Brain Drain Causes Shortage of Skilled Labour in Eastern Europe

Senior Project Manager Andreas Polsterer from ipcenter International Project attended a SECI conference hosted by OSCE dealing with “Brain Drain” in SEE/CEE countries, which was held in Vienna on October 7, 2019.

The event dealt with the effects of skilled migration from Eastern and Southeastern Europe into the EU, and with economic, political, social and human effects of this process, while also looking into potential ways to address and improve the situation.

Ever since the collapse of the European block system, migration processes have brought skilled and mobile parts of the CEE/SEE population into Western Europe, leading to further difficulties and strains for the social and economic development process of the sending countries. Also, a constantly high net migration since 1989 has created difficulties for the hosting countries, with increased competition for available jobs (skilled and unskilled) setting up preconditions for socio-economic conflicts and political radicalisation.

European and national state actors and institutions are trying to improve the situation in SEE/CEE by providing technical assistance, funding, access to knowledge and technologies, in order to allow those states to develop into more developed counties and to build up local labour markets. Among other things, knowledge transfer, access to education and mutual learning were identified as key ingredients to improve the situation together.

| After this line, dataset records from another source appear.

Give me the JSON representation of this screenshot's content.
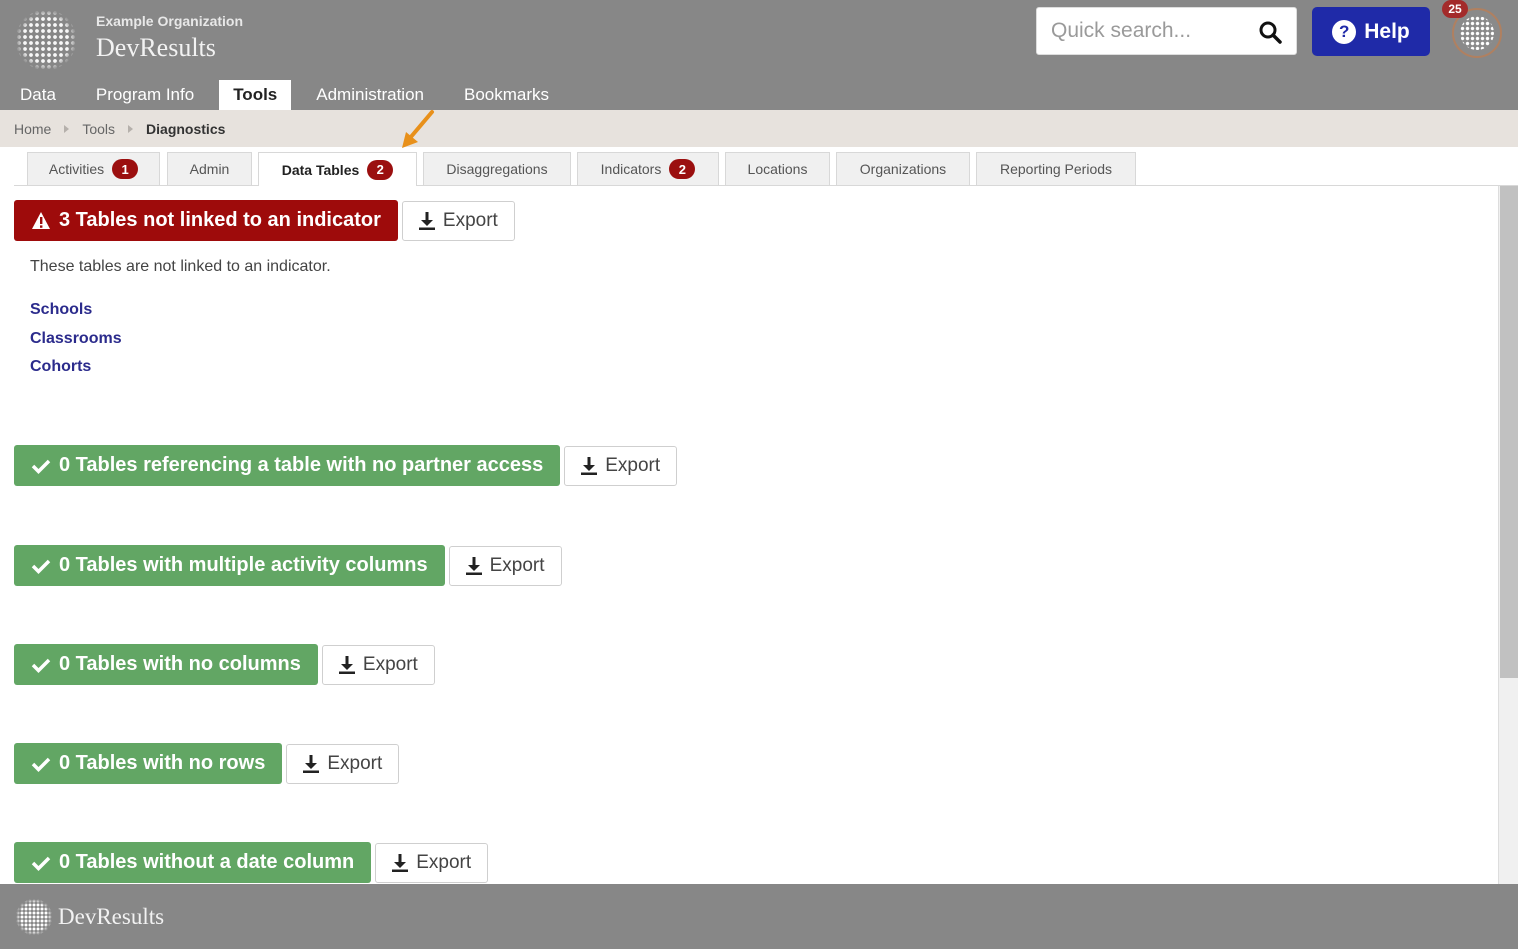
{
  "header": {
    "org_name": "Example Organization",
    "app_name": "DevResults",
    "search_placeholder": "Quick search...",
    "help_label": "Help",
    "notification_count": "25",
    "background_color": "#878787",
    "help_color": "#1f2aa8"
  },
  "nav": {
    "items": [
      {
        "label": "Data",
        "active": false
      },
      {
        "label": "Program Info",
        "active": false
      },
      {
        "label": "Tools",
        "active": true
      },
      {
        "label": "Administration",
        "active": false
      },
      {
        "label": "Bookmarks",
        "active": false
      }
    ]
  },
  "breadcrumb": {
    "items": [
      "Home",
      "Tools",
      "Diagnostics"
    ]
  },
  "tabs": {
    "items": [
      {
        "label": "Activities",
        "badge": "1"
      },
      {
        "label": "Admin",
        "badge": ""
      },
      {
        "label": "Data Tables",
        "badge": "2",
        "active": true
      },
      {
        "label": "Disaggregations",
        "badge": ""
      },
      {
        "label": "Indicators",
        "badge": "2"
      },
      {
        "label": "Locations",
        "badge": ""
      },
      {
        "label": "Organizations",
        "badge": ""
      },
      {
        "label": "Reporting Periods",
        "badge": ""
      }
    ],
    "badge_color": "#9b0f0f"
  },
  "sections": [
    {
      "status": "warning",
      "label": "3 Tables not linked to an indicator",
      "export": "Export",
      "color": "#9e0b0b"
    },
    {
      "status": "ok",
      "label": "0 Tables referencing a table with no partner access",
      "export": "Export",
      "color": "#62a664"
    },
    {
      "status": "ok",
      "label": "0 Tables with multiple activity columns",
      "export": "Export",
      "color": "#62a664"
    },
    {
      "status": "ok",
      "label": "0 Tables with no columns",
      "export": "Export",
      "color": "#62a664"
    },
    {
      "status": "ok",
      "label": "0 Tables with no rows",
      "export": "Export",
      "color": "#62a664"
    },
    {
      "status": "ok",
      "label": "0 Tables without a date column",
      "export": "Export",
      "color": "#62a664"
    }
  ],
  "unlinked": {
    "description": "These tables are not linked to an indicator.",
    "tables": [
      "Schools",
      "Classrooms",
      "Cohorts"
    ]
  },
  "footer": {
    "app_name": "DevResults"
  },
  "icons": {
    "search": "search-icon",
    "help": "question-circle-icon",
    "warning": "warning-triangle-icon",
    "check": "check-icon",
    "export": "download-icon"
  }
}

The conference was a forum for international experts from a wide range of fields to discuss challenges and potential remedies, present practical success stories and give a perspective how the continent should deal with the issue of “brain drain mitigation” for mutual benefit.

ipcenter.at has a vested interest in positive development of SEE/CEE countries and used the event for networking, presenting our expertise and references and talk with potential new project partners, thematic experts and clients.